– И вот – сунул. Да так сунул – мало не покажется. Так что, Вовка, если со мной что случится, знай – это не несчастный случай или что-то там еще. Просто я много лишнего узнал, а потому мешаю...
Из дальнейшей его речи, которая изобиловала повторами и путаными объяснениями, я узнал, что Роман работал в инкассации, будучи твердо уверенным, что они занимаются перевозкой денег и ценных грузов. И однажды по чистой случайности он сунулся в кузов и обнаружил там герметические емкости с отрезанными человеческими органами. Так как он повредил одну из емкостей, стало бы очевидно, что конфиденциальность перевозки кем-то нарушена. По этой причине он буквально в тот же день оставил машину и начал скрываться, боясь, что от него постараются избавиться.
По его словам, органы забирались из нашей клиники и еще нескольких других и доставлялись в какое-то закрытое загородное лечебное учреждение. В тот момент, когда Роман открыл уже рот, чтобы назвать его местоположение, его что-то отвлекло. Он несколько секунд напряженно смотрел куда-то в сторону, затем сказал в камеру:
– Ну, мне пора закругляться. Если что со мной случится, друг, отомсти за меня...
Подошел к камере и выключил ее – дальше на пленке ничего не было.
Нажав на стоп, я несколько минут сидел в темноте, приходя в себя от услышанного. После этого кинулся в регистратуру.
– Нина Ивановна, когда инкассаторы приезжают? – спросил я у дежурной.
– Обычно в восемь.
До восьми оставалось еще полдня, и я решил пока заняться своими прямыми обязанностями – разбираться дальше в этом грязном деле у меня просто не было сейчас сил.
* * *
Уже стемнело, и Дима не без опаски двигался по дороге в глубь густеющего хвойного леса, стараясь не думать, куда и зачем он идет. Вскоре он услышал урчание двигателя и сообразил спрятаться за деревом. Мимо пронеслась знакомая желтая машина с зелеными полосами.

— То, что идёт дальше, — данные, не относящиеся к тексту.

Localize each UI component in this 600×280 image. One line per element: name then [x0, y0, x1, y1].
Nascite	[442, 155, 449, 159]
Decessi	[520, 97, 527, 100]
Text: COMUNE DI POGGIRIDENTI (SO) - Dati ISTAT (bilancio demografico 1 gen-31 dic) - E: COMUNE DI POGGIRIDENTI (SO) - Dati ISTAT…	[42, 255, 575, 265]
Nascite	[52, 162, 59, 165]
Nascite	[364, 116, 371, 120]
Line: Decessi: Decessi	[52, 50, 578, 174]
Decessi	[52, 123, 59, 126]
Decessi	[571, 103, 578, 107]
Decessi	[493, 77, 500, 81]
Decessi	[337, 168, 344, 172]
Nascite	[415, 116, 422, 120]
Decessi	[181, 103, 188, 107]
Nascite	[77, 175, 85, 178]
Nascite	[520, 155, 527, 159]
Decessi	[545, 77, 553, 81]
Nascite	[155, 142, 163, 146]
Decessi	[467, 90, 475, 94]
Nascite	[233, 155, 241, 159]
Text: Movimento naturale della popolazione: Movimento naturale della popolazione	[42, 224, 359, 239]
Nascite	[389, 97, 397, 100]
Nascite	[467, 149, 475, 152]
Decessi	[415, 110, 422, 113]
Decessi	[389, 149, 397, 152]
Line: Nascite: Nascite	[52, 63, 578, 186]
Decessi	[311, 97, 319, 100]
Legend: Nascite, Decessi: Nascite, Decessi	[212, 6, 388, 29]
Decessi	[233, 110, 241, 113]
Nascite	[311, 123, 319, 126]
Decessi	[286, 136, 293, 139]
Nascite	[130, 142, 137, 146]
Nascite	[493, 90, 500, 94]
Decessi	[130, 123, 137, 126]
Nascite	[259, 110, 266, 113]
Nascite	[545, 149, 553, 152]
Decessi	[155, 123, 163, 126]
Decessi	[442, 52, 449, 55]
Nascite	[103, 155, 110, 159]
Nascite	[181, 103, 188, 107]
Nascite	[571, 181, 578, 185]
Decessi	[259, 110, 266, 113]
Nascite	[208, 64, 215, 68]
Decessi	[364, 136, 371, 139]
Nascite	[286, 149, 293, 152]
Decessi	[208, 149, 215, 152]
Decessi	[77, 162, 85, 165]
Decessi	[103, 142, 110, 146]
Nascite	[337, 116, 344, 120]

Значит, недалеко. Дима твердо решил разведать, что делали инкассаторы в лесу вечером. Он снова спустился на дорогу и пошел в прежнем направлении, замерзая все больше и больше. Решимость его, правда, уже таяла. Но тут впереди между деревьями мелькнули огни, и Дима пошел быстрее.
Вскоре он вышел на поляну, которую окружал высоченный забор. За забором поднималось большое и красивое здание, сделанное в псевдорусском стиле. На витых воротах красовалось название: «Санаторий „Сосновая шишка“. Дорога, по которой путешествовал Дима, здесь и заканчивалась, упираясь в ворота. Значит, инкассаторы были здесь – больше им деваться некуда.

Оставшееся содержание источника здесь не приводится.